Tarih, demokrasiyle cumhuriyetin kavgası değildir. Sınıf mücadelesinden
kaçanlar, onun zararlı yönlerini arındırmak isteyenler, sınıf mücadelesini
toplumu bölen tehlikeli bir unsur olarak görenler, bir kavşakta buluşmuşlardır.
Egemenlerin
demokrasisi için Ortadoğu’yla; egemenlerin cumhuriyeti için Ortaçağ’la mücadele
edenler, beyhude bir çaba içerisindedirler. Hepsi de egemenler içerisinde
müttefik bulacaklarını, çatlaklara yerleşeceklerini, tarihsel planda yürüyen
burjuva devriminin dümenini sosyalist devrime kıracaklarını sanmaktadırlar. O dümeni
kırmayan irade, devrimci olamaz.
Burjuva
devrimleriyle kurulan ideolojik, teorik ve politik bağlar, ezilenle ve
sömürülenle bağ kurulmasın diye kurulmaktadır. Burjuva devrimleriyle kurulan
bağsa, o devrimlerde varolan ezilen-sömürülen iradesine edilmiş küfürle
tanımlıdır.
Nâzım
Hikmet, Doğu Emekçileri Komünist Üniversitesi’nde ders görürken Filistinli bir
gençle tanışır. Necati Sıdkı isimli bu genç, okulda “Mustafa Kâmil” ismini
kullandığını söyleyince Nâzım, karşısındaki kişinin “Mustafa Kemal” dediğini
zannedip sinirlenir ve gence ismini İranlı bir şairin ismiyle değiştirmesini önerir. Bugünün sosyalist
hareketinde ne Nâzım, ne o Filistinli komünist, ne KUTV ne de İranlı şair vardır. Herkes,
devlet ve sermaye adına Ortadoğu ve Ortaçağ’la mücadele etmekte, bu mücadelenin
sosyalizmi getireceği vehmiyle yaşamaktadır.
Ortadoğu
ve Ortaçağ’dan süzülüp gelen komünist/iştirakçi mücadeleye küfredilmektedir.

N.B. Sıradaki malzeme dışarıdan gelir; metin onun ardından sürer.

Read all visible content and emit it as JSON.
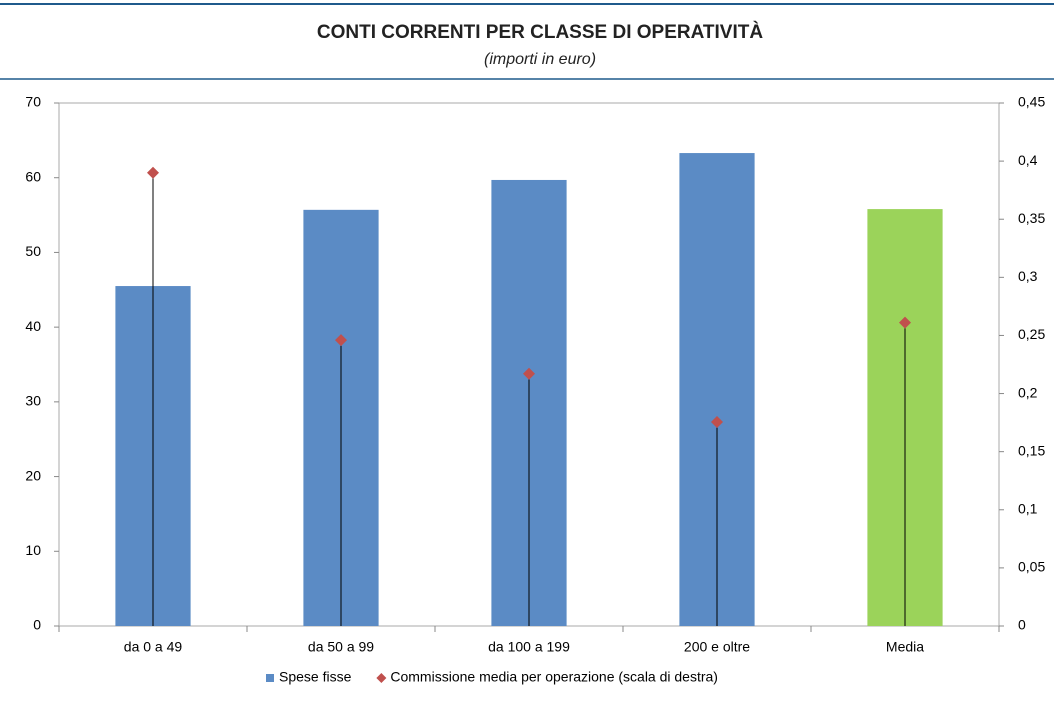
{
  "chart_data": {
    "type": "bar",
    "title": "CONTI CORRENTI PER CLASSE DI OPERATIVITÀ",
    "subtitle": "(importi in euro)",
    "categories": [
      "da 0 a 49",
      "da 50 a 99",
      "da 100 a 199",
      "200 e oltre",
      "Media"
    ],
    "series": [
      {
        "name": "Spese fisse",
        "type": "bar",
        "color": "#5b8bc5",
        "colors": [
          "#5b8bc5",
          "#5b8bc5",
          "#5b8bc5",
          "#5b8bc5",
          "#9bd35a"
        ],
        "values": [
          45.5,
          55.7,
          59.7,
          63.3,
          55.8
        ]
      },
      {
        "name": "Commissione media per operazione (scala di destra)",
        "type": "scatter",
        "axis": "y2",
        "marker": "diamond",
        "drop_lines": true,
        "color": "#c0504d",
        "values": [
          0.39,
          0.246,
          0.217,
          0.1755,
          0.261
        ]
      }
    ],
    "ylim": [
      0,
      70
    ],
    "yticks": [
      0,
      10,
      20,
      30,
      40,
      50,
      60,
      70
    ],
    "y2lim": [
      0,
      0.45
    ],
    "y2ticks": [
      0,
      {
        "value": 0.05,
        "label": "0,05"
      },
      {
        "value": 0.1,
        "label": "0,1"
      },
      {
        "value": 0.15,
        "label": "0,15"
      },
      {
        "value": 0.2,
        "label": "0,2"
      },
      {
        "value": 0.25,
        "label": "0,25"
      },
      {
        "value": 0.3,
        "label": "0,3"
      },
      {
        "value": 0.35,
        "label": "0,35"
      },
      {
        "value": 0.4,
        "label": "0,4"
      },
      {
        "value": 0.45,
        "label": "0,45"
      }
    ],
    "grid": false,
    "legend": "bottom"
  }
}
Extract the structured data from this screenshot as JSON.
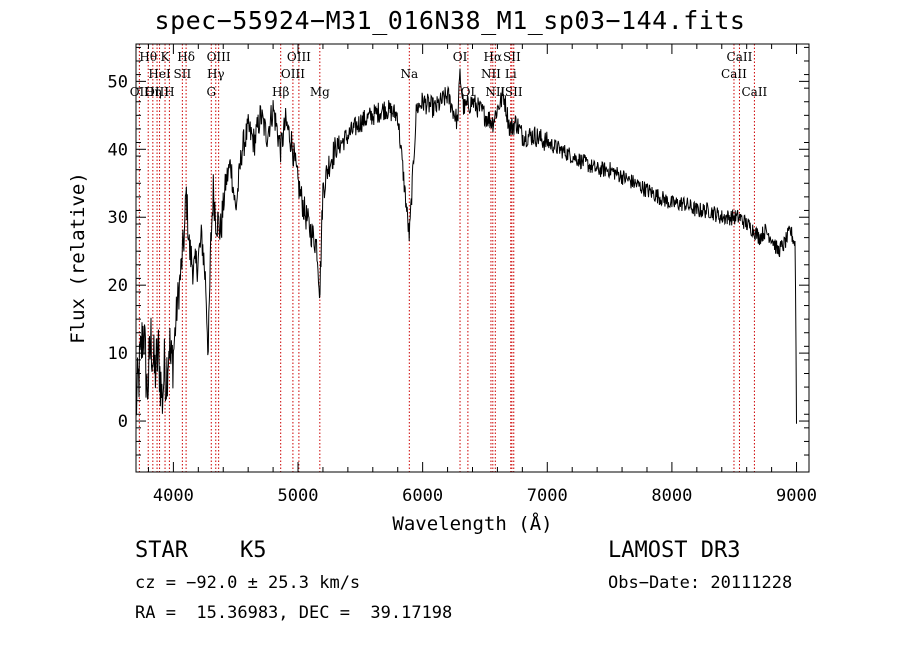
{
  "title": "spec−55924−M31_016N38_M1_sp03−144.fits",
  "info": {
    "obj_class": "STAR",
    "subclass": "K5",
    "survey": "LAMOST DR3",
    "cz_line": "cz = −92.0 ± 25.3 km/s",
    "obs_date_line": "Obs−Date: 20111228",
    "radec_line": "RA =  15.36983, DEC =  39.17198"
  },
  "chart_data": {
    "type": "line",
    "title": "spec−55924−M31_016N38_M1_sp03−144.fits",
    "xlabel": "Wavelength (Å)",
    "ylabel": "Flux (relative)",
    "xlim": [
      3700,
      9100
    ],
    "ylim": [
      -7.5,
      55.5
    ],
    "xticks": [
      4000,
      5000,
      6000,
      7000,
      8000,
      9000
    ],
    "xtick_labels": [
      "4000",
      "5000",
      "6000",
      "7000",
      "8000",
      "9000"
    ],
    "yticks": [
      0,
      10,
      20,
      30,
      40,
      50
    ],
    "ytick_labels": [
      "0",
      "10",
      "20",
      "30",
      "40",
      "50"
    ],
    "colors": {
      "spectrum": "#000000",
      "lines": "#cc0000"
    },
    "series": [
      {
        "name": "flux",
        "x": [
          3700,
          3730,
          3760,
          3790,
          3820,
          3850,
          3880,
          3910,
          3933,
          3940,
          3968,
          3980,
          4000,
          4030,
          4060,
          4090,
          4102,
          4130,
          4170,
          4200,
          4230,
          4260,
          4280,
          4300,
          4320,
          4340,
          4380,
          4420,
          4460,
          4500,
          4550,
          4600,
          4650,
          4700,
          4750,
          4800,
          4861,
          4900,
          4950,
          5000,
          5050,
          5100,
          5150,
          5175,
          5200,
          5250,
          5300,
          5400,
          5500,
          5600,
          5700,
          5800,
          5893,
          5950,
          6000,
          6100,
          6200,
          6280,
          6300,
          6330,
          6400,
          6500,
          6563,
          6600,
          6650,
          6700,
          6750,
          6800,
          6900,
          7000,
          7100,
          7200,
          7300,
          7400,
          7500,
          7600,
          7700,
          7800,
          7900,
          8000,
          8100,
          8200,
          8300,
          8400,
          8498,
          8542,
          8600,
          8662,
          8700,
          8750,
          8800,
          8850,
          8900,
          8950,
          8990,
          9000
        ],
        "values": [
          2,
          8,
          14,
          4,
          12,
          7,
          10,
          3,
          9,
          6,
          12,
          8,
          10,
          17,
          22,
          28,
          34,
          25,
          22,
          24,
          27,
          20,
          10,
          26,
          34,
          30,
          28,
          35,
          38,
          31,
          40,
          43,
          41,
          45,
          42,
          46,
          40,
          44,
          41,
          35,
          31,
          28,
          26,
          19,
          34,
          38,
          40,
          42,
          44,
          45,
          46,
          45,
          27,
          46,
          47,
          46,
          48,
          44,
          51,
          46,
          47,
          45,
          44,
          46,
          48,
          43,
          44,
          42,
          42,
          41,
          40,
          39,
          38,
          37,
          37,
          36,
          35,
          34,
          33,
          32,
          32,
          31,
          31,
          30,
          30,
          30,
          29,
          28,
          27,
          28,
          27,
          25,
          26,
          28,
          26,
          0
        ]
      }
    ],
    "annotations": [
      {
        "wavelength": 3727,
        "label": "OII",
        "row": 3
      },
      {
        "wavelength": 3798,
        "label": "Hθ",
        "row": 1
      },
      {
        "wavelength": 3835,
        "label": "Hη",
        "row": 3
      },
      {
        "wavelength": 3869,
        "label": "OIII",
        "row": 3
      },
      {
        "wavelength": 3889,
        "label": "HeI",
        "row": 2
      },
      {
        "wavelength": 3933,
        "label": "K",
        "row": 1
      },
      {
        "wavelength": 3968,
        "label": "H",
        "row": 3
      },
      {
        "wavelength": 4072,
        "label": "SII",
        "row": 2
      },
      {
        "wavelength": 4102,
        "label": "Hδ",
        "row": 1
      },
      {
        "wavelength": 4304,
        "label": "G",
        "row": 3
      },
      {
        "wavelength": 4340,
        "label": "Hγ",
        "row": 2
      },
      {
        "wavelength": 4363,
        "label": "OIII",
        "row": 1
      },
      {
        "wavelength": 4861,
        "label": "Hβ",
        "row": 3
      },
      {
        "wavelength": 4959,
        "label": "OIII",
        "row": 2
      },
      {
        "wavelength": 5007,
        "label": "OIII",
        "row": 1
      },
      {
        "wavelength": 5175,
        "label": "Mg",
        "row": 3
      },
      {
        "wavelength": 5893,
        "label": "Na",
        "row": 2
      },
      {
        "wavelength": 6300,
        "label": "OI",
        "row": 1
      },
      {
        "wavelength": 6363,
        "label": "OI",
        "row": 3
      },
      {
        "wavelength": 6548,
        "label": "NII",
        "row": 2
      },
      {
        "wavelength": 6563,
        "label": "Hα",
        "row": 1
      },
      {
        "wavelength": 6583,
        "label": "NII",
        "row": 3
      },
      {
        "wavelength": 6707,
        "label": "Li",
        "row": 2
      },
      {
        "wavelength": 6716,
        "label": "SII",
        "row": 1
      },
      {
        "wavelength": 6731,
        "label": "SII",
        "row": 3
      },
      {
        "wavelength": 8498,
        "label": "CaII",
        "row": 2
      },
      {
        "wavelength": 8542,
        "label": "CaII",
        "row": 1
      },
      {
        "wavelength": 8662,
        "label": "CaII",
        "row": 3
      }
    ]
  }
}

AKP ile devlet, bir taşla birkaç kuş vurmakta ustalaşmış, kendisini ve
sermayeyi savaş alanında koruma altına almayı öğrenmiştir. Sol, bu koruma
faaliyetinin kâhyası ve bekçisidir.
Bu
kâhyalık ve bekçilik, 27 Mayıs’ı “Devrim” sanmaya mecburdur. 27 Mayıs darbesinin
birinci yıldönümünde yazılan CIA raporunda denildiği gibi[2] darbenin ardındaki
isimler, hem NATO’cu hem ABD’ci hem IMF’çi hem de antikomünisttir. Komünizmle Mücadele
Derneği’nin fahri başkanı olan bir generalin liderliğinde gerçekleşen darbenin
yenisini bekleyene sosyalist de komünist de denilemez.
Eren Balkır
15 Mayıs 2025
Dipnotlar:
[1] Rossen Cagalov, “Doğu Emekçileri Komünist Üniversitesi (KUTV)”, 28 Ağustos
2020, İştiraki.
[2]
“Outlook in Turkey”, 26 Mayıs 1961, CIA. Türkçesi: İştiraki.